I want to copy all the non-zero elements in a 1-D array to another array output, I try to do this at warp-level, like
- each warp can use __ballot_sync to find out how many non-zero elements in the warp.
- __sync_threads
- each warp find it start pos and end pos write in the output array.
so my question is how to map the lane_id to the idx in the output array in the warp? I’ll appreciate if anyone can give me some advice.

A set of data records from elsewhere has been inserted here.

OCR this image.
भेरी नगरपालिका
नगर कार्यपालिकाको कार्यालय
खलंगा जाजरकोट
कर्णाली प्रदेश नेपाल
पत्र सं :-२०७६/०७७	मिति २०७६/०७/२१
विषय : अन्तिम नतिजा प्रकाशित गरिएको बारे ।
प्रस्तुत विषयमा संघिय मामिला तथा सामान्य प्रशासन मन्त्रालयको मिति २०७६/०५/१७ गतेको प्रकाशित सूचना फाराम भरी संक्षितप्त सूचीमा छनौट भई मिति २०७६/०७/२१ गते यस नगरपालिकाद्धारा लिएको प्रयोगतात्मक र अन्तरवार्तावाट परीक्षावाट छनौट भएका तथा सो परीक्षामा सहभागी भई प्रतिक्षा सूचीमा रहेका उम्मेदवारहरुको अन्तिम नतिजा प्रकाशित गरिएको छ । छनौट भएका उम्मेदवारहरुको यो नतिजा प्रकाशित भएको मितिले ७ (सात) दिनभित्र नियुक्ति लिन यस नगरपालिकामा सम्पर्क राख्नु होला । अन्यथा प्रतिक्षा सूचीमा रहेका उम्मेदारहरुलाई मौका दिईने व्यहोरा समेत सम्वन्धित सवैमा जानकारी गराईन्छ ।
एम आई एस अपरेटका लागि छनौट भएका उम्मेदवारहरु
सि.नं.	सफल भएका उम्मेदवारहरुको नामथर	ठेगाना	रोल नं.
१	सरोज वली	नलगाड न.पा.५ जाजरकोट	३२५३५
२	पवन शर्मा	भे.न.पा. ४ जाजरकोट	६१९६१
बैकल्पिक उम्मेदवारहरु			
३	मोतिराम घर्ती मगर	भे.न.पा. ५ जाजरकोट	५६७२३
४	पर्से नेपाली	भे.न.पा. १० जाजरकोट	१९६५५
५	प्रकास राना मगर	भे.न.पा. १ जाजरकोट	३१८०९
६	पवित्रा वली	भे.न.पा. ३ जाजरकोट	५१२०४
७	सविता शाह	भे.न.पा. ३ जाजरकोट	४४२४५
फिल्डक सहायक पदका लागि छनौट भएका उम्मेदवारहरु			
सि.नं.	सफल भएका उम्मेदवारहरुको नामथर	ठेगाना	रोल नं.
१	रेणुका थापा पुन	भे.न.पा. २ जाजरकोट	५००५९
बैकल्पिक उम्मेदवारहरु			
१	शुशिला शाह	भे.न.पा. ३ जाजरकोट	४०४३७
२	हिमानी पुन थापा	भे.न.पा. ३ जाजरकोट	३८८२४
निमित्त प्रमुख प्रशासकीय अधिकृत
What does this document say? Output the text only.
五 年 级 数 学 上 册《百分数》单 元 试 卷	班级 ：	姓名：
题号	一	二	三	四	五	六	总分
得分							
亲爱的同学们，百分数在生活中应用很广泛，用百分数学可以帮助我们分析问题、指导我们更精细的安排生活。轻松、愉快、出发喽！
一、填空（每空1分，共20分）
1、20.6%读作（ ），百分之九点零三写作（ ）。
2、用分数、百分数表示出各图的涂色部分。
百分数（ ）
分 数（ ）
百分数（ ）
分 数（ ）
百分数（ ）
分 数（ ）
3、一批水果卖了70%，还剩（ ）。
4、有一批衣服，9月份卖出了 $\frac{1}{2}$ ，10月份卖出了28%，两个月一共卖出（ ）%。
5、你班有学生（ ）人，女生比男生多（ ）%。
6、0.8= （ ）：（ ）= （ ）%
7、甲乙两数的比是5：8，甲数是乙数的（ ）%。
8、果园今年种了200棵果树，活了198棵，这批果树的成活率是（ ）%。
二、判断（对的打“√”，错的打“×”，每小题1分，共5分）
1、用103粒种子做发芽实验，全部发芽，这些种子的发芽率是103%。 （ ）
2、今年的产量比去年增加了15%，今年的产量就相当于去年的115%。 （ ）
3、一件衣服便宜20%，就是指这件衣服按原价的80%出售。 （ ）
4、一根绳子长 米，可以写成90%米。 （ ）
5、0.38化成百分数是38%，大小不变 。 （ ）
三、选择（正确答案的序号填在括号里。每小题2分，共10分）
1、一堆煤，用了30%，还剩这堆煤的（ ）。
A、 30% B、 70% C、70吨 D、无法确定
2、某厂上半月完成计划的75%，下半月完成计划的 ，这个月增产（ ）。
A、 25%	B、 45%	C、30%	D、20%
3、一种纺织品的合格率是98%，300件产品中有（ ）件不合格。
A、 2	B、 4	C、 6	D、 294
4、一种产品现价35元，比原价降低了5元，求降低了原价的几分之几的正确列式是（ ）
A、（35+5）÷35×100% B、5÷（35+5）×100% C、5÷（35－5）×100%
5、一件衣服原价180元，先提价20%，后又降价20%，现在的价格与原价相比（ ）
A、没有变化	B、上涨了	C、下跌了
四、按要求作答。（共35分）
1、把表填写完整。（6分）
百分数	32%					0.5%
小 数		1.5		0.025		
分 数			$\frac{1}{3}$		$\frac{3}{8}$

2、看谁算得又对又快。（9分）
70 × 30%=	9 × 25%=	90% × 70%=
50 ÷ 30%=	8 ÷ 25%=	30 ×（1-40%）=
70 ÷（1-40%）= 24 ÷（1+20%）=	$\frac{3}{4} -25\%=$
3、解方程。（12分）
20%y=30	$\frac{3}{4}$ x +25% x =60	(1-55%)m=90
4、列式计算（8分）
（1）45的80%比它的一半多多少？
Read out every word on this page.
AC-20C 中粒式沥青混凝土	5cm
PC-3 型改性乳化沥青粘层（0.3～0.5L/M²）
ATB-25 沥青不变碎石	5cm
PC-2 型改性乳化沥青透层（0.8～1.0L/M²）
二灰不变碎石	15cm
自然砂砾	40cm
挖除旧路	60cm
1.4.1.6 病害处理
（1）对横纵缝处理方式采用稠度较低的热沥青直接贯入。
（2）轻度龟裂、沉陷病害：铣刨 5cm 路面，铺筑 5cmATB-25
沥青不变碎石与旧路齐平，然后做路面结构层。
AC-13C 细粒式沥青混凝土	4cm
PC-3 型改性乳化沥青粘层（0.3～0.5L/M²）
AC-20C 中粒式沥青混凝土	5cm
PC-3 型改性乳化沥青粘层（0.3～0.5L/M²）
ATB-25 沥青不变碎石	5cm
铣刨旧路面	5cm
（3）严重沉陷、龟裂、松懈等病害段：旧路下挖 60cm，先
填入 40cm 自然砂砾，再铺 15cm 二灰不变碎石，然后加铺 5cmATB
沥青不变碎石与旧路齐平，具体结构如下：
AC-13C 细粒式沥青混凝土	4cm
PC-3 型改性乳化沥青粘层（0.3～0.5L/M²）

I already find a relative post which use thrust library, it use the copy_if function, but how to use naive cuda to implement this?
I also find a code, but it is done in the block level, and I think frequently atomic add idx per thread might not be the best choice, in this blog, it shows it can be done by just one thread in a warp adding n instead of n thread adding one
__global__ void gpu_Xn(int *pHist, int pnN, int* pXn)
{
int Tid ;
Tid = threadIdx.x ;
__shared__ int tmpXn[256] ;
__shared__ int idx ;
tmpXn[Tid] = -1 ;
if(Tid == 0) idx = 0 ;
__syncthreads() ;
if(pHist[Tid] !=0)
{
int x = atomicAdd(&idx, 1) ;
tmpXn[x] = Tid ;
}
__syncthreads() ;
if(Tid < pnN)
pXn[Tid] = tmpXn[Tid] ;
}